Foundation models can be fine-tuned for specific tasks using private labeled datasets in just a few steps. Amazon Bedrock supports fine-tuning for a range of FMs. A second way some models (Amazon Titan Text models in particular) can be adapted is using continued pre-training with unlabeled data for specific industries and domains. With fine-tuning and continued pre-training, Amazon Bedrock makes a separate copy of the base FM that is accessible privately, and the data is not used to train the original base models. The FMs can be equipped with up-to-date proprietary information using Retrieval Augmented Generation (RAG), a technique that involves fetching data from your own data sources and enriching the prompt with that data to deliver more relevant and accurate responses. Knowledge Bases for Amazon Bedrock automates the complete RAG workflow, including ingestion, retrieval, prompt augmentation, and citations, removing the need for you to write custom code to integrate data sources and manage queries. Content can be easily ingested from the web and from repositories such as Amazon Simple Storage Service (Amazon S3). Once the content is ingested, Amazon Bedrock Knowledge Bases divides the content into blocks of text, converts the text into embeddings, and stores the embeddings in your choice of vector database. Continuously retraining FMs can be compute-intensive and expensive. RAG addresses this issue by providing models access to external data at run-time. Relevant data is then added to the prompt to help improve both the relevance and accuracy of completions.

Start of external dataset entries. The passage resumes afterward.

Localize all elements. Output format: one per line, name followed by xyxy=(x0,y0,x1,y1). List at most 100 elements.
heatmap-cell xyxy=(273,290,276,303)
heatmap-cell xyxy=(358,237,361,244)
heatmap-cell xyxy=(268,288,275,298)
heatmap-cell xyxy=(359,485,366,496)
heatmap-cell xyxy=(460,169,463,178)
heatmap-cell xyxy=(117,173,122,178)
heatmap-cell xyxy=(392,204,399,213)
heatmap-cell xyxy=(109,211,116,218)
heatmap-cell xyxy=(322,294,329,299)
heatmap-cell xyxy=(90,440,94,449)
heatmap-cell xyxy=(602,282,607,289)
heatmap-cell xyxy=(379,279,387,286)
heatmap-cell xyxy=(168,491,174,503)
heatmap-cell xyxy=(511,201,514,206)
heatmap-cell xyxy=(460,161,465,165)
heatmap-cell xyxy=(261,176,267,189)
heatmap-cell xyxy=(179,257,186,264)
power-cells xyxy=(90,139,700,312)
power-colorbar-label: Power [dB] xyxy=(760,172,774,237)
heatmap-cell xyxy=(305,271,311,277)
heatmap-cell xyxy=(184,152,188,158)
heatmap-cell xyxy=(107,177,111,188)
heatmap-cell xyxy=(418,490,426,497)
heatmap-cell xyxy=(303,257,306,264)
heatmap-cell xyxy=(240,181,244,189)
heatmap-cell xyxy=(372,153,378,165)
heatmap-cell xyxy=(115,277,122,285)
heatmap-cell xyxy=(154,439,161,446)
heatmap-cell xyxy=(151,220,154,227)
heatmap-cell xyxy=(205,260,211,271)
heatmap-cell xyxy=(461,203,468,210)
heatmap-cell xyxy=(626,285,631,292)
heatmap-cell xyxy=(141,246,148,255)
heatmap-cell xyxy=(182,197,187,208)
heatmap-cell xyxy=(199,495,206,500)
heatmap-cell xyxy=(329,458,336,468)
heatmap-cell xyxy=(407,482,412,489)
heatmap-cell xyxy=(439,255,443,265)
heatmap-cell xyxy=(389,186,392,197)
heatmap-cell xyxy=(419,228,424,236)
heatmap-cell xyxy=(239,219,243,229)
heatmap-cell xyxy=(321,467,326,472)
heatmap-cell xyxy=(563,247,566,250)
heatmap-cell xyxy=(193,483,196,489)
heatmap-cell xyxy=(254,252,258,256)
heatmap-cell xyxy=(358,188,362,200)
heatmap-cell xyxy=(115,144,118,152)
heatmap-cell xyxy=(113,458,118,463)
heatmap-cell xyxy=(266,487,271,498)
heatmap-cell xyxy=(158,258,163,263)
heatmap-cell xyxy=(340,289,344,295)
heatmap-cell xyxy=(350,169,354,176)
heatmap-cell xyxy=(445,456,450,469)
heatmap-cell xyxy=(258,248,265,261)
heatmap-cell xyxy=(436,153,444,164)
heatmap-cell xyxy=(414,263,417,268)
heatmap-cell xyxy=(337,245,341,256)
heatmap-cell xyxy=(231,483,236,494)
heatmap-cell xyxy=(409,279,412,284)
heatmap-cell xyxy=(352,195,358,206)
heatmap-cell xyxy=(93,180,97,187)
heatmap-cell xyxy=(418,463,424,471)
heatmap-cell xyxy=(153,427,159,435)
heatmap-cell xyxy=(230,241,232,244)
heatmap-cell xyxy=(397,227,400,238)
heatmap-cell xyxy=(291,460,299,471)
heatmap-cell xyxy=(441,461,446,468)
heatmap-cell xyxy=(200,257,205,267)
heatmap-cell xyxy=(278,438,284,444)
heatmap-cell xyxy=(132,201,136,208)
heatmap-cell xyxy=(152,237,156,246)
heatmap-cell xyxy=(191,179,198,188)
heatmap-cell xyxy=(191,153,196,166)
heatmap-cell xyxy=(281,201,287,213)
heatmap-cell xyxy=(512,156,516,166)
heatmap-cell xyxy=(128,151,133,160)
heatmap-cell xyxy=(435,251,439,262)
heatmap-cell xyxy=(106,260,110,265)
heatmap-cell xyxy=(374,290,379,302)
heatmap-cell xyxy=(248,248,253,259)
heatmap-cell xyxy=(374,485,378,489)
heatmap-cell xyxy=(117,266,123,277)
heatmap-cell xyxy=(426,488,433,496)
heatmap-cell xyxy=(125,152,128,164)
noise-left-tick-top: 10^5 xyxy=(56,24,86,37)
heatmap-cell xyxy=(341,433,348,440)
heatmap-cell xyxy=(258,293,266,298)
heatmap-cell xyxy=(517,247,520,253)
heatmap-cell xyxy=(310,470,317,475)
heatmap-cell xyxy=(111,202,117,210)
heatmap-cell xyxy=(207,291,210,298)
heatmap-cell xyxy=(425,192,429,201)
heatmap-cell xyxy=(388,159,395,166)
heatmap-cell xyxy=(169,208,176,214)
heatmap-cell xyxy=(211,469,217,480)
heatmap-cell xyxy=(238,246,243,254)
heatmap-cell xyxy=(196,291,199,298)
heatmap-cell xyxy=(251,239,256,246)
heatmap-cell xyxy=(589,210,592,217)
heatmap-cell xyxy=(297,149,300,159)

However, there can be some scenarios where FM fine-tuning might require aspects of explicit training. In those scenarios, Amazon SageMaker Ground Truth can be leveraged for data generation, annotation, and labeling. This can be done either using a self-service or AWS-managed offering. In the case of the managed offering, the data labeling workflows are set up and operated on your behalf. Data labeling is completed by an expert workforce. In a self-serve setup, a labeling job can be created using custom or built-in workflows, and labelers can be chosen from a group. Another option is using Amazon Comprehend for automated data extraction and annotation for natural language processing tasks. AWS Data Exchange also provides curated datasets that can be used for training and fine-tuning models.
A common pattern for storing data and information for Gen AI applications is converting documents, or chunks of documents, into vector embeddings using an embedding model and then storing these vector embeddings in a vector store/database. Customers want a vector store option that is simple to build on and enables them to move quickly from prototyping to production so they can focus on creating differentiated applications. Here are a few options to consider:
- Amazon Vector Engine for OpenSearch Serverless: The vector engine extends OpenSearch's search capabilities by enabling you to store, search, and retrieve billions of vector embeddings in real time and perform accurate similarity matching and semantic searches without having to think about the underlying infrastructure.
- Integration with existing Vector stores like Pinecone or Redis Enterprise Cloud.
- Amazon Aurora PostgreSQL and Amazon RDS with pgvector extension.
The appropriate service needs to be configured based on scalability and performance requirements.
The serverless feature of Amazon Bedrock takes away the complexity of managing infrastructure while allowing easy deployment of models through a console. For conventional ML algorithms, Amazon SageMaker also provides robust model deployment capabilities, including support for A/B testing and auto-scaling. AWS Lambda can be used for serverless model serving. Amazon ECS and Amazon EKS offer container-based deployment options for ML models, providing flexibility and scalability.